FeedbackSellers often approach us after an unsatisfactory experience with another agent, particularly in relation to poor levels of feedback following property viewings.

Surely prompt and constructive feedback should be a fundamental part of any estate agent’s service to their clients! Only when agents understand what buyers think of a property can they deliver practical advice that will enhance its sale prospects. The agent and the seller should be working hand-in-hand to achieve the desired outcome, based significantly on buyers’ comments.

We also understand the seller’s anguish in simply not knowing whether a sale is imminent following a viewing.

Sometimes, feedback is obviously positive: “When can you move out?” is clearly a strong buying signal; “What are the neighbours like?”, “Could I bring my partner round?” or “Will you be leaving that cupboard?” certainly indicate that the property is a distinct possibility, and a good agent should be able to move this interest towards a firm offer.

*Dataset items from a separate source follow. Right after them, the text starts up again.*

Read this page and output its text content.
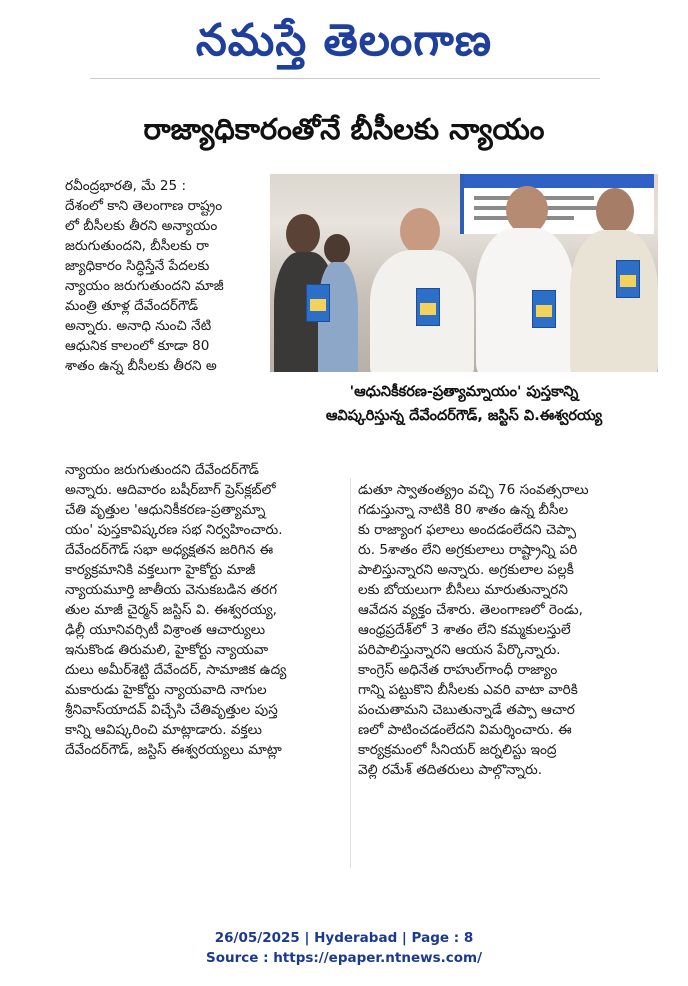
నమస్తే తెలంగాణ
రాజ్యాధికారంతోనే బీసీలకు న్యాయం

రవీంద్రభారతి, మే 25 :

దేశంలో కాని తెలంగాణ రాష్ట్రం

లో బీసీలకు తీరని అన్యాయం

జరుగుతుందని, బీసీలకు రా

జ్యాధికారం సిద్ధిస్తేనే పేదలకు

న్యాయం జరుగుతుందని మాజీ

మంత్రి తూళ్ల దేవేందర్‌గౌడ్

అన్నారు. అనాధి నుంచి నేటి

ఆధునిక కాలంలో కూడా 80

శాతం ఉన్న బీసీలకు తీరని అ

'ఆధునికీకరణ-ప్రత్యామ్నాయం' పుస్తకాన్ని
ఆవిష్కరిస్తున్న దేవేందర్‌గౌడ్, జస్టిస్ వి.ఈశ్వరయ్య

న్యాయం జరుగుతుందని దేవేందర్‌గౌడ్

అన్నారు. ఆదివారం బషీర్‌బాగ్ ప్రెస్‌క్లబ్‌లో

చేతి వృత్తుల 'ఆధునికీకరణ-ప్రత్యామ్నా

యం' పుస్తకావిష్కరణ సభ నిర్వహించారు.

దేవేందర్‌గౌడ్ సభా అధ్యక్షతన జరిగిన ఈ

కార్యక్రమానికి వక్తలుగా హైకోర్టు మాజీ

న్యాయమూర్తి జాతీయ వెనుకబడిన తరగ

తుల మాజీ చైర్మన్ జస్టిస్ వి. ఈశ్వరయ్య,

ఢిల్లీ యూనివర్సిటీ విశ్రాంత ఆచార్యులు

ఇనుకొండ తిరుమలి, హైకోర్టు న్యాయవా

దులు అమీర్‌శెట్టి దేవేందర్, సామాజిక ఉద్య

మకారుడు హైకోర్టు న్యాయవాది నాగుల

శ్రీనివాస్‌యాదవ్ విచ్చేసి చేతివృత్తుల పుస్త

కాన్ని ఆవిష్కరించి మాట్లాడారు. వక్తలు

దేవేందర్‌గౌడ్, జస్టిస్ ఈశ్వరయ్యలు మాట్లా

డుతూ స్వాతంత్య్రం వచ్చి 76 సంవత్సరాలు

గడుస్తున్నా నాటికి 80 శాతం ఉన్న బీసీల

కు రాజ్యాంగ ఫలాలు అందడంలేదని చెప్పా

రు. 5శాతం లేని అగ్రకులాలు రాష్ట్రాన్ని పరి

పాలిస్తున్నారని అన్నారు. అగ్రకులాల పల్లకీ

లకు బోయలుగా బీసీలు మారుతున్నారని

ఆవేదన వ్యక్తం చేశారు. తెలంగాణలో రెండు,

ఆంధ్రప్రదేశ్‌లో 3 శాతం లేని కమ్మకులస్తులే

పరిపాలిస్తున్నారని ఆయన పేర్కొన్నారు.

కాంగ్రెస్ అధినేత రాహుల్‌గాంధీ రాజ్యాం

గాన్ని పట్టుకొని బీసీలకు ఎవరి వాటా వారికి

పంచుతామని చెబుతున్నాడే తప్పా ఆచార

ణలో పాటించడంలేదని విమర్శించారు. ఈ

కార్యక్రమంలో సీనియర్ జర్నలిస్టు ఇంద్ర

వెల్లి రమేశ్ తదితరులు పాల్గొన్నారు.

26/05/2025 | Hyderabad | Page : 8
Source : https://epaper.ntnews.com/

Some feedback can be helpful in confirming whether the asking price is positioned correctly in the market. Buyers buy by comparison, and sometimes a swift price adjustment can be imperative to avoid the house going stale on the market. For example, “The property is too small for us” usually means, “We have seen larger houses for the same price”. “The street is too busy” usually means “We’ve seen similarly priced properties in quieter streets”.

Of course, many people are just being polite when they say, “We’ll think about it”, or “I’m sure you’ll find a buyer easily”. The key to good estate agency is identifying which comments point to a sale, which point to a negotiation, and which point to a problem with the price. And we think sellers deserve to know, via prompt and supportive feedback.